Gérson Marques, Procurador do Trabalho, doutor e professor na Universidade Federal do Ceará (UFC)
O resultado já sabemos. Passou a Reforma Trabalhista pior do que se engendrava e o modelo de custeio sindical foi profundamente alterado, não tendo o governo realizado nenhum esforço para cuidar de algum modelo viável, alternativo e autossustentável do sindicalismo. E a legislação do trabalho trouxe graves dispositivos precarizantes, aumentou o desemprego e enfraqueceu sensivelmente as entidades sindicais, revelando a falsidade dos discursos manejados no processo de elaboração da nova lei (Lei 13.467).
Tem vazado na imprensa notícias de que o governo cogita revogar, retirar ou deixar caducar a MP 873/19, sobre contribuição sindical, em troca de o sindicalismo articular com seus congressistas o apoio à proposta de mudança na Previdência Social, bem ainda de cessar com as manifestações nas ruas.
Quando o governo altera a legislação sindical unilateralmente, fragilizando ainda mais a sobrevivência dos sindicatos, asfixiando-os, e, depois, chama-os para apoiarem a Previdência Social, em troca da revogação das mudanças que ele mesmo impôs, isso tem um nome muito nítido: manipulação.

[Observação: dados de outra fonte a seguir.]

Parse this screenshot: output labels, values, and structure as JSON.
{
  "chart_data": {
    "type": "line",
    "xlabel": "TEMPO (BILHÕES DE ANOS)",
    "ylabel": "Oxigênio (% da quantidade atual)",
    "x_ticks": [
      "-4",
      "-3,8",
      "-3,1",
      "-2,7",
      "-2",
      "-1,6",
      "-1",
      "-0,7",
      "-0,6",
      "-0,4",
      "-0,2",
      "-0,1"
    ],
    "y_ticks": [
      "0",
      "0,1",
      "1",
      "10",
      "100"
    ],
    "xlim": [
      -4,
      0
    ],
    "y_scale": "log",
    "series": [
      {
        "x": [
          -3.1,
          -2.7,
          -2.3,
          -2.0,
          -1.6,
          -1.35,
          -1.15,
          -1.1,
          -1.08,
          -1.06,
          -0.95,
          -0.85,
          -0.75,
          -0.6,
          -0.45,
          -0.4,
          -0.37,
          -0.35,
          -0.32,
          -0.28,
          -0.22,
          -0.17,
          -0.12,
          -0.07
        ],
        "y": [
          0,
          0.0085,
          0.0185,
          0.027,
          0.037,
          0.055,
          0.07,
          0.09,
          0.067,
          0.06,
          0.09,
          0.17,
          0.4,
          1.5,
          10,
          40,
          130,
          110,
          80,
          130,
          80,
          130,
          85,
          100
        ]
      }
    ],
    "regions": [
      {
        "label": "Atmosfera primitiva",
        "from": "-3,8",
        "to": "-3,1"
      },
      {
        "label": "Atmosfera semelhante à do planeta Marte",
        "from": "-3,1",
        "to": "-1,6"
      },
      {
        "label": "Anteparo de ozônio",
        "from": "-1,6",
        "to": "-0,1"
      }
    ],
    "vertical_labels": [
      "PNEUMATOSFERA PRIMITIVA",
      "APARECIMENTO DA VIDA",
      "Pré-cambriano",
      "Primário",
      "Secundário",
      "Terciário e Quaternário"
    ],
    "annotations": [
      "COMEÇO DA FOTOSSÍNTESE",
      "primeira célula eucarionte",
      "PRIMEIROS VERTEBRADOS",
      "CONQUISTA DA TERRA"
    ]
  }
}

É um jogo perverso, cuja proposta de paz não é confiável. Não há garantias de que o acordo seja honrado ou por quanto tempo ele durará.
Outro ponto a considerar é que a moeda é extremamente desproporcional, em desfavor dos sindicatos e da sociedade. Abrir mão da Previdência Social dos trabalhadores em troca da cláusula de custeio sindical revelaria uma traição sindical à classe operária, que os sindicatos devem defender. O erro estratégico seria incomensurável e lançaria uma mensagem extremamente pejorativa aos trabalhadores: a de que os sindicatos estariam muito mais preocupados com seus próprios interesses do que com os direitos de seus representados. E este erro seria histórico, de difícil perdão social.
Se o governo, todo empoderado e inebriado com o poder da caneta, chama os sindicatos para estabelecer algum diálogo, é sinal de que a pressão que estes estão impondo está dando resultado, mínimo que seja. Pobres e sem dinheiro, as entidades conseguem, mesmo assim, fazer pressão social, estimulando manifestações que começam a crescer. A cada manifestação, as ruas se enchem mais. Isto deve ser preservado.
Em abril/2017, quando se discutia a Reforma Trabalhista e os sindicatos haviam marcado grandes manifestações nas ruas, o Governo fizera exatamente o mesmo: convidara as entidades para um café, prometendo que não mexeria no sistema de custeio sindical; ou, se a lei o fizesse, o presidente lançaria logo em seguida uma medida provisória revendo tópicos da legislação, especialmente as contribuições sindicais. Algumas entidades acreditaram e, em consequência, saíram das ruas, não participaram mais das manifestações remanescentes, contribuindo para enfraquecê-las.
O resultado já sabemos. Passou a Reforma Trabalhista pior do que se engendrava e o modelo de custeio sindical foi profundamente alterado, não tendo o governo realizado nenhum esforço para cuidar de algum modelo viável, alternativo e autossustentável do sindicalismo. E a legislação do trabalho trouxe graves dispositivos precarizantes, aumentou o desemprego e enfraqueceu sensivelmente as entidades sindicais, revelando a falsidade dos discursos manejados no processo de elaboração da nova lei (Lei 13.467).
Erros tais não podem ser repetidos. Ou eles não geraram aprendizado algum? O momento é, justamente, de resistência, de reorganização da classe trabalhadora, de ir às ruas, de fortificar a ala trabalhista no Congresso Nacional, de unir o movimento sindical. Afinal, ainda há outras maldades por vir, ainda tem a carteira verde e amarela, a negociação individual direta com o empregador, a revogação de direitos constitucionais etc.
E o custeio sindical? Bom, ele virá com a legitimação perante os trabalhadores, de forma totalmente privada, sem a interferência do Estado. A saída para o movimento sindical está nas respectivas categorias, na legitimação, na conscientização política dos trabalhadores; não no Poder Público. E, menos ainda, na aceitação de propostas fustigadas pelo terror, manipuladas por problemas criados pelo próprio governo, que pretende entregar a Previdência à capitalização comandada pelos investidores estrangeiros.
Ademais, o Judiciário já deu resposta à MP 873 e o Congresso não tem se mostrado muito simpático ao seu texto. Por isso, a proposta governamental não reflete equilíbrio negocial algum, segurança nem confiança.
Então: alguma ala sindical vai se deixar enganar para ficar com o capital especulativo ou governista ao invés de ficar com os trabalhadores?